PS - A long passage from a document that we can now throw into the garbage can: the Federalist. No. 48:


''The other State which I shall take for an example is Pennsylvania; and the other authority, the Council of Censors, which assembled in the years 1783 and 1784. A part of the duty of this body, as marked out by the constitution, was "to inquire whether the constitution had been preserved inviolate in every part; and whether the legislative and executive branches of government had performed their duty as guardians of the people, or assumed to themselves, or exercised, other or greater powers than they are entitled to by the constitution. '' In the execution of this trust, the council were necessarily led to a comparison of both the legislative and executive proceedings, with the constitutional powers of these departments; and from the facts enumerated, and to the truth of most of which both sides in the council subscribed, it appears that the constitution had been flagrantly violated by the legislature in a variety of important instances. A great number of laws had been passed, violating, without any apparent necessity, the rule requiring that all bills of a public nature shall be previously printed for the consideration of the people; although this is one of the precautions chiefly relied on by the constitution against improper acts of legislature. The constitutional trial by jury had been violated, and powers assumed which had not been delegated by the constitution. Executive powers had been usurped. The salaries of the judges, which the constitution expressly requires to be fixed, had been occasionally varied; and cases belonging to the judiciary department frequently drawn within legislative cognizance and determination. Those who wish to see the several particulars falling under each of these heads, may consult the journals of the council, which are in print. Some of them, it will be found, may be imputable to peculiar circumstances connected with the war; but the greater part of them may be considered as the spontaneous shoots of an ill-constituted government.

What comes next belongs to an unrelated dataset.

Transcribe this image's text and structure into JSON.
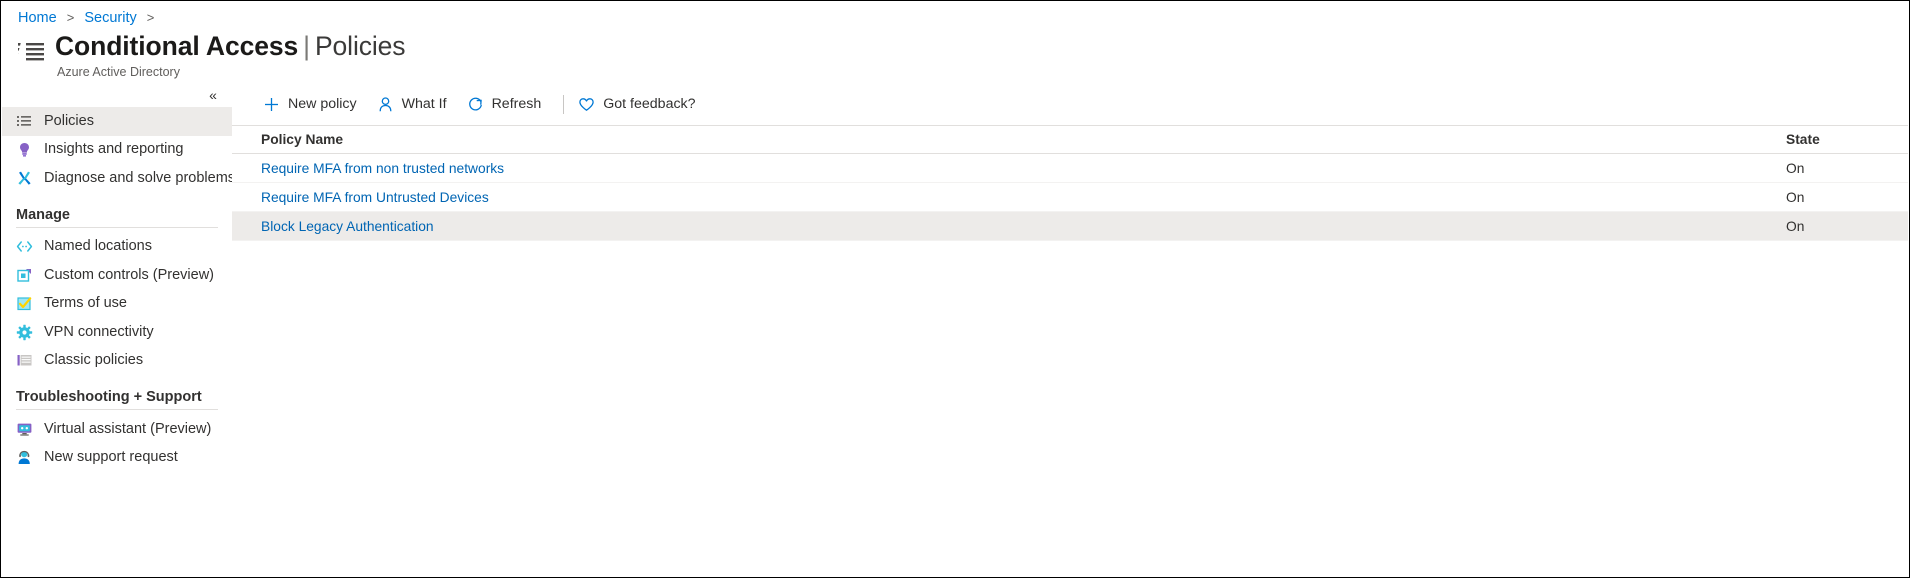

It appears, also, that the executive department had not been innocent of frequent breaches of the constitution. There are three observations, however, which ought to be made on this head: FIRST, a great proportion of the instances were either immediately produced by the necessities of the war, or recommended by Congress or the commander-in-chief; SECONDLY, in most of the other instances, they conformed either to the declared or the known sentiments of the legislative department; THIRDLY, the executive department of Pennsylvania is distinguished from that of the other States by the number of members composing it. In this respect, it has as much affinity to a legislative assembly as to an executive council. And being at once exempt from the restraint of an individual responsibility for the acts of the body, and deriving confidence from mutual example and joint influence, unauthorized measures would, of course, be more freely hazarded, than where the executive department is administered by a single hand, or by a few hands.

The conclusion which I am warranted in drawing from these observations is, that a mere demarcation on parchment of the constitutional limits of the several departments, is not a sufficient guard against those encroachments which lead to a tyrannical concentration of all the powers of government in the same hands.

1 comment:

Tutor said...

Those who don't feel outrage, had better cower and conform, because every rule of decency is now revealed as no more than a paper fiction. Power has learned it can do as it pleases, with only the most empty, half-hearted and ritualistic protest. We bloggers, a few of us, are about the last bulwark of democracy. About time, things clarified themselves. Wealth Bondage is learning its own name.